December 20, 2019

296 words 2 mins read

Rebuilding the airplane in flight. . .safely

Rebuilding the airplane in flight. . .safely

Rewriting the key software component of your platform from scratch is always intimidating, especially when you guarantee 100% uptime, your platform is in the critical application delivery path, and your environment is highly distributed. Shannon Weyrick discusses NS1's recent DNS server rewrite and the steps the company took to roll it out across its globally distributed network with no downtime.

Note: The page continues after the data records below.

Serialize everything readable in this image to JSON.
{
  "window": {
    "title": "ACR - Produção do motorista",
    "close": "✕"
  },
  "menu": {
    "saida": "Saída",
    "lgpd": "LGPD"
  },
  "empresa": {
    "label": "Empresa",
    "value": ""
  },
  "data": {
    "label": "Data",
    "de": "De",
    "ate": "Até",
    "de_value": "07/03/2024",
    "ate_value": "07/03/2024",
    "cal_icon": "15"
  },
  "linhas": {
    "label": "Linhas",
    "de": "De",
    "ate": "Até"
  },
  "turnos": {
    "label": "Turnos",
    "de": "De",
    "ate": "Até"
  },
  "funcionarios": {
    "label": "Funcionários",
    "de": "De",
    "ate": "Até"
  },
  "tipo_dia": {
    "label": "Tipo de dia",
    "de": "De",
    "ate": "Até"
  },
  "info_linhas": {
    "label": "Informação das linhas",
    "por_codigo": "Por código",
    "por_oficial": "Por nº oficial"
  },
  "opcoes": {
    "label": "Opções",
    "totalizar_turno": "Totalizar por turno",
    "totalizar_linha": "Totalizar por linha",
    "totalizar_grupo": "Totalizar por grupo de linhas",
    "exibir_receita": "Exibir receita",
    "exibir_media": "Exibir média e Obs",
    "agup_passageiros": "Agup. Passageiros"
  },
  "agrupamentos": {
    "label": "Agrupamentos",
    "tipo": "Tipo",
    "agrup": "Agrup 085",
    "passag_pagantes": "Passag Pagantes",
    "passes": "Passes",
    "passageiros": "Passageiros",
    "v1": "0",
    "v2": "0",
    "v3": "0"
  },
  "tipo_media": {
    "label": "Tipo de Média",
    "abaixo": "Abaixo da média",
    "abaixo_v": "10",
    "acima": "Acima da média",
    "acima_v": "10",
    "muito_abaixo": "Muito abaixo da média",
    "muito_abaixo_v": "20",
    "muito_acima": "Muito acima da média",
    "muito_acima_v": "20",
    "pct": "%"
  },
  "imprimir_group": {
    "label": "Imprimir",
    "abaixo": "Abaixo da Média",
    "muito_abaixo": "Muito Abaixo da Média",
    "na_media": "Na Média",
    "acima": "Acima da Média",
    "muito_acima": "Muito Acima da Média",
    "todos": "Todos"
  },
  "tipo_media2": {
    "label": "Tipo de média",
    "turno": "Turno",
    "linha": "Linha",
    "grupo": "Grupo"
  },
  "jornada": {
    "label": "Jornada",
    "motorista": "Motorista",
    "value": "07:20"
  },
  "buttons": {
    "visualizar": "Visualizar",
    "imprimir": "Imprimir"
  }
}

Talk Title Rebuilding the airplane in flight. . .safely
Speakers Shannon Weyrick (NS1)
Conference O’Reilly Velocity Conference
Conf Tag Building and maintaining complex distributed systems
Location San Jose, California
Date June 12-14, 2018
URL Talk Page
Slides Talk Slides
Video

In 2017, NS1 embarked on a ground-up rewrite of its advanced DNS server software. This required significant research, planning, and execution time—over a year in total. Shannon Weyrick details the various challenges NS1 encountered and key points the company had to consider to successfully engineer and deploy across its global managed DNS network with no negative impact or downtime to its customers. Shannon shares background on the decision to move forward with a rewrite (including DNSSEC and scaling requirements), research of appropriate technologies to balance performance, functionality, and engineering velocity, phased milestones with a hybrid release approach to better facilitate product iteration and to gain operational experience, a system for tee-testing traffic for verification of correctness during deploy, and the utilization of an anycast network for fault isolation during roll out. Along the way, Shannon discusses the many minor successes, failures, setbacks, and delays that you may face day to day and offers tips and advice to support you in your own quests to rebuild your airplanes in flight. You’ll leave with an appreciation for the challenges involved in planning and executing a large-scale rewrite and deployment of critical path software across a widely distributed network.